第83話 カンカン石は必携
「やっぱり人気のスポットなんですね」と俺が言うと、
「けっこう地元の新聞でも見ますし、『綺麗な写真が撮れる』って有名だと思います。行ったことがある友だちに聞いて確かこの辺りに駐車場があるって言ってました」とウインカーを出す。
ここでも日ごろの行いの成果で、ちょうど出てくる車がいて停めることができた。
(今の車は夕焼けは撮らないんだ・・・・?)
車を降り、2人で海の方に歩いて行く。確かに引き潮で沖の方まで歩いて行っている人影が見える。
「ずいぶん沖まで行けるんですね」と俺が言うと、
「こんなに遠浅なんてすごいですよね」と美琴さん。2人でなるべく人がまばらな方に歩いて行く。
「お勧めは海水がちょっと溜まって川のような水たまりになっている所らしいですよ」とスマホで情報を見ながら声をかける。
「友達が『人がいっぱいいるところは人が歩いた波紋ができるから、あんまり人がいない所がいいよ』って言ってました。なので、あの辺りとかどうでしょうか」と絶景が撮れそうなスポットを探す。
あんまり遠くまで行くとどうしても足元が濡れてしまうが、サンダルやタオルもしっかり持って来たので、気にせずどんどん歩いて行く。

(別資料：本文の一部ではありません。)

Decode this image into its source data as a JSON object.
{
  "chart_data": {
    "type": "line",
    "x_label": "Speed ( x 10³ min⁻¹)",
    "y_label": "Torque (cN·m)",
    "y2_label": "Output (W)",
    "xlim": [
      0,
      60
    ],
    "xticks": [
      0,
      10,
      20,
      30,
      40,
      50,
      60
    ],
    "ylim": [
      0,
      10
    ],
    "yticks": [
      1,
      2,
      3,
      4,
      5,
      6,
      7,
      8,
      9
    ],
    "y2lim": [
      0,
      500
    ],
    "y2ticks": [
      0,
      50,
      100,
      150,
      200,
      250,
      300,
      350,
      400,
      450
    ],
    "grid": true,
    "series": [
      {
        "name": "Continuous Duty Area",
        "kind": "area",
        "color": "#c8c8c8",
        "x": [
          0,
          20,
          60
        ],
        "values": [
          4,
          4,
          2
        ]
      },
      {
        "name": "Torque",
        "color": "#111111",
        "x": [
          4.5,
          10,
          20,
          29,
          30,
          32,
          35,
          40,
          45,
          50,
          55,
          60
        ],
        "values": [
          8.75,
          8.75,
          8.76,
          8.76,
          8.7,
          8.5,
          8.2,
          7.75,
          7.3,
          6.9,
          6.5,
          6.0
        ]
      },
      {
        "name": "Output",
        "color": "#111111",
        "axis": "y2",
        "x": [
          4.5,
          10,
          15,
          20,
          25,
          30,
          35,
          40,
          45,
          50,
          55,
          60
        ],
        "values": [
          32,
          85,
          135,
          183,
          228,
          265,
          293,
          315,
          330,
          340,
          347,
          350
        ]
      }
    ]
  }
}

「この辺でどうでしょうか。あんまり遅くなると満ちてくる波で波紋が出来てしまうそうですから」と
美琴さん。
いい感じの水たまりの所で海を背景に立つ。スマホのカメラを地面すれすれに構えて「撮ってみますね」と俺。
夕焼けに染まり赤と紫のグラデーションになった空と鏡の様に空を映し出す海との境に美琴さんが立っている。逆光になるので顔は見えないが、とても幻想的で素敵な写真が撮れた。
「すごくいい感じですよ。見てください」と美琴さんに画面を見せる。
「ホントにすごい。綺麗ですね。健太さん撮るの上手です。私のスマホでも撮ってください」と美琴さんのスマホを渡される。
「同じように撮っていいですか?」と聞くと、
「ちょっと待ってください。せっかくなんでこれも一緒に」とカバンからちいさなカンカン石を出す。
「あんまり大きいと持つのが大変なので、小さめのにしました」と恥ずかしそうに言う。